Okay, I say, hanging up. I switch on the television to see black smoke billowing out of one of the World Trade Center towers. I recognize them as I had just visited them a couple months before on a side weekend from my regular work travels.
And then seconds later, I see the second plane coming. And impact.
I run to the bathroom and barely make it before I throw up, bile burning the back of my throat.
Shaking I stand up and walk back in the bedroom, trying to remember where I am.
It’s a Tuesday.
I’m in San Diego.
I’m supposed to be boarding a plane in a few hours to head home to Texas.
But I’m not going anywhere.
I strip off my clothes and turn on the shower and sit on the floor and cry.
I feel violated.

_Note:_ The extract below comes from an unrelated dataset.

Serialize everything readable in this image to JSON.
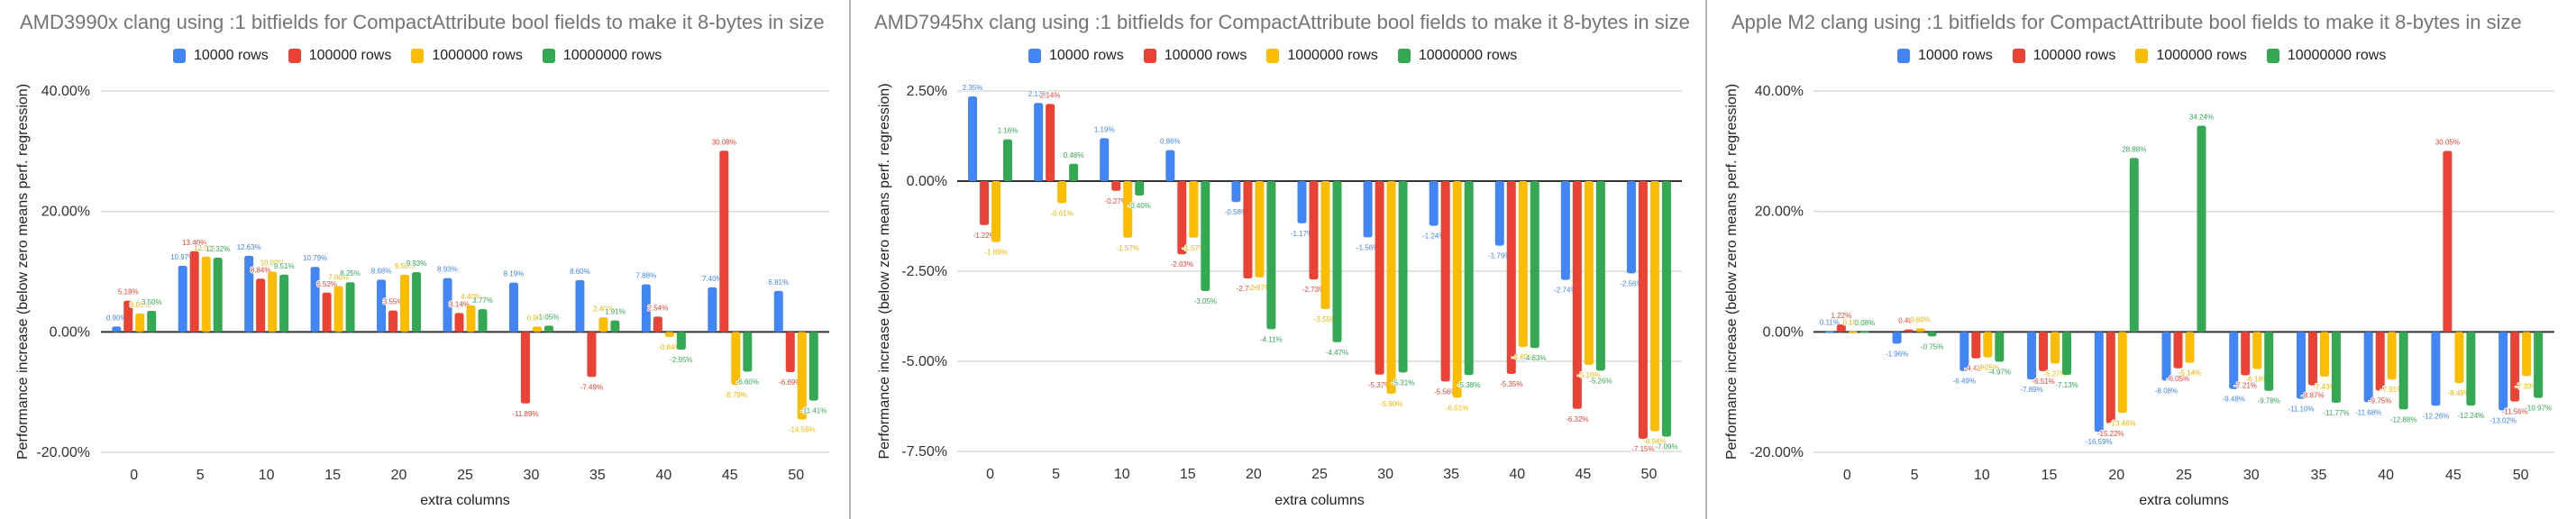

Air world is my domain. And it’s being attacked. On my native soil.
I pull myself together and go through the grown up business of locating the members of my team, who are in a half-dozen different cities and figuring out the logistics of tearing down the trade show exhibit (at the show that has been abruptly cancelled).
In that time, two more planes crash. The world of aviation grinds to a halt.
And I return to the hotel, curl up under the covers, and refuse to sleep – the amber glow of CNN serving as a nightlight to keep the boogieman at bay.
My snow globe world of airplanes and travel has been smashed to pieces.